Mexico Talea de Castro (Ext. Fermentation)

Roseline Coffee

About This Coffee

This coffee is from Talea de Castro in Sierra Norte, Oaxaca, Mexico, grown at 1,100-1,600 meters altitude. Led by producers Eber, Julieta, and Ariel representing ten coffee-producing families, this lot features extended fermentation processing where the coffee fermented in cherry for 48 hours, then was de-pulped and fermented in tanks for an additional 68 hours before drying for 10 days on patios. The varieties include Marsellesa, Sarchimor, and Typica. The flavor profile features notes of maraschino cherry, orange blossom, and banana bread. This is a light roast showcasing the complexity and depth of flavors from this special Oaxacan coffee-producing region.

Origin

Oaxaca (Mexico)

Flavor Notes

Maraschino Cherry, Orange Blossom, Banana Bread

Roast Level

Light

Processing

Extended Fermentation

Typology

Arabica
Marsellesa, Sarchimor, Typica
RC

Roseline Coffee

Marty Lopes founded Roseline Coffee in Portland in 2012, starting with a 1.5 kilo Proaster and upgrading within a year as demand grew. A former coffee buyer at Barista PDX and Thomas Hammer Coffee Roasters, Lopes built the operation around precision, consistency, and a deep respect for the coffees themselves.

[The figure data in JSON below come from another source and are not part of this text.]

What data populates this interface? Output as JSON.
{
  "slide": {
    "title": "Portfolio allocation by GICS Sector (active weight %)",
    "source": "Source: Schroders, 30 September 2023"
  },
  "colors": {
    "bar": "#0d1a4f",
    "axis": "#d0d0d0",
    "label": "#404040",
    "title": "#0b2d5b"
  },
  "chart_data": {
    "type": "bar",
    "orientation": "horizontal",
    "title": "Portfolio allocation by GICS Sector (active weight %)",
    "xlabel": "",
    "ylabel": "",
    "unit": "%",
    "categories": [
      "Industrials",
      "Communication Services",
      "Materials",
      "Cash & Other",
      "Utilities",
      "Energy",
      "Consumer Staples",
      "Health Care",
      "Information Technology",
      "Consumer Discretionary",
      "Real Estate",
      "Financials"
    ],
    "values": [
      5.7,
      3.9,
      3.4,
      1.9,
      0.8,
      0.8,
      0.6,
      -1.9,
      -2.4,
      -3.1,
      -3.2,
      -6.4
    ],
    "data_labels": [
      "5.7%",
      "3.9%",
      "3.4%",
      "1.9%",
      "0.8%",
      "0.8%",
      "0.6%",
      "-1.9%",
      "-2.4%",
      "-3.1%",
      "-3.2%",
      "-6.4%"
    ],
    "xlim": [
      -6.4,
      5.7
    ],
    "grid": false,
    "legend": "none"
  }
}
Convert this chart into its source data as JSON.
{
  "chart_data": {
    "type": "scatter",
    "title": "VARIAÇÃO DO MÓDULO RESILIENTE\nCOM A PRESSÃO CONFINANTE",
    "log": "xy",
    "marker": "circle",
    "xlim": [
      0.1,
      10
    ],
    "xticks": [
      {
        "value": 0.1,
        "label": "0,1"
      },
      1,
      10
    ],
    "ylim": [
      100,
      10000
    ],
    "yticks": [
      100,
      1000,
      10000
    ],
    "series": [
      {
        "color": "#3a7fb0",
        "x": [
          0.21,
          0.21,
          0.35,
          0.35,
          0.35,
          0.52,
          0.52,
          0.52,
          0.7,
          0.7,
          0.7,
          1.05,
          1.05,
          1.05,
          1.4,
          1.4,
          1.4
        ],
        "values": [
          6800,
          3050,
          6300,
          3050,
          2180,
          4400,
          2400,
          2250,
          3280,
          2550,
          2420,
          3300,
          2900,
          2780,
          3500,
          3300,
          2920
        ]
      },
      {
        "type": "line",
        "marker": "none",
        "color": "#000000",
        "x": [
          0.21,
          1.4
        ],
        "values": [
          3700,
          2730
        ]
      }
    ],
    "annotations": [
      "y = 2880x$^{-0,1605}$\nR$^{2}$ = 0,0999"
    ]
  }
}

Sourcing is driven by team consensus from blind cuppings rather than price lists, and the roastery maintains long standing relationships with farmers across Ethiopia, Kenya, Colombia, Guatemala, and Burundi. The name references Portland's Rose City identity and the roseline pattern in latte art, a nod to the intersection of craft and creativity that defines the brand. Roseline was named a finalist in the 2024 Sprudge Design Awards for both its roasting facility and its packaging.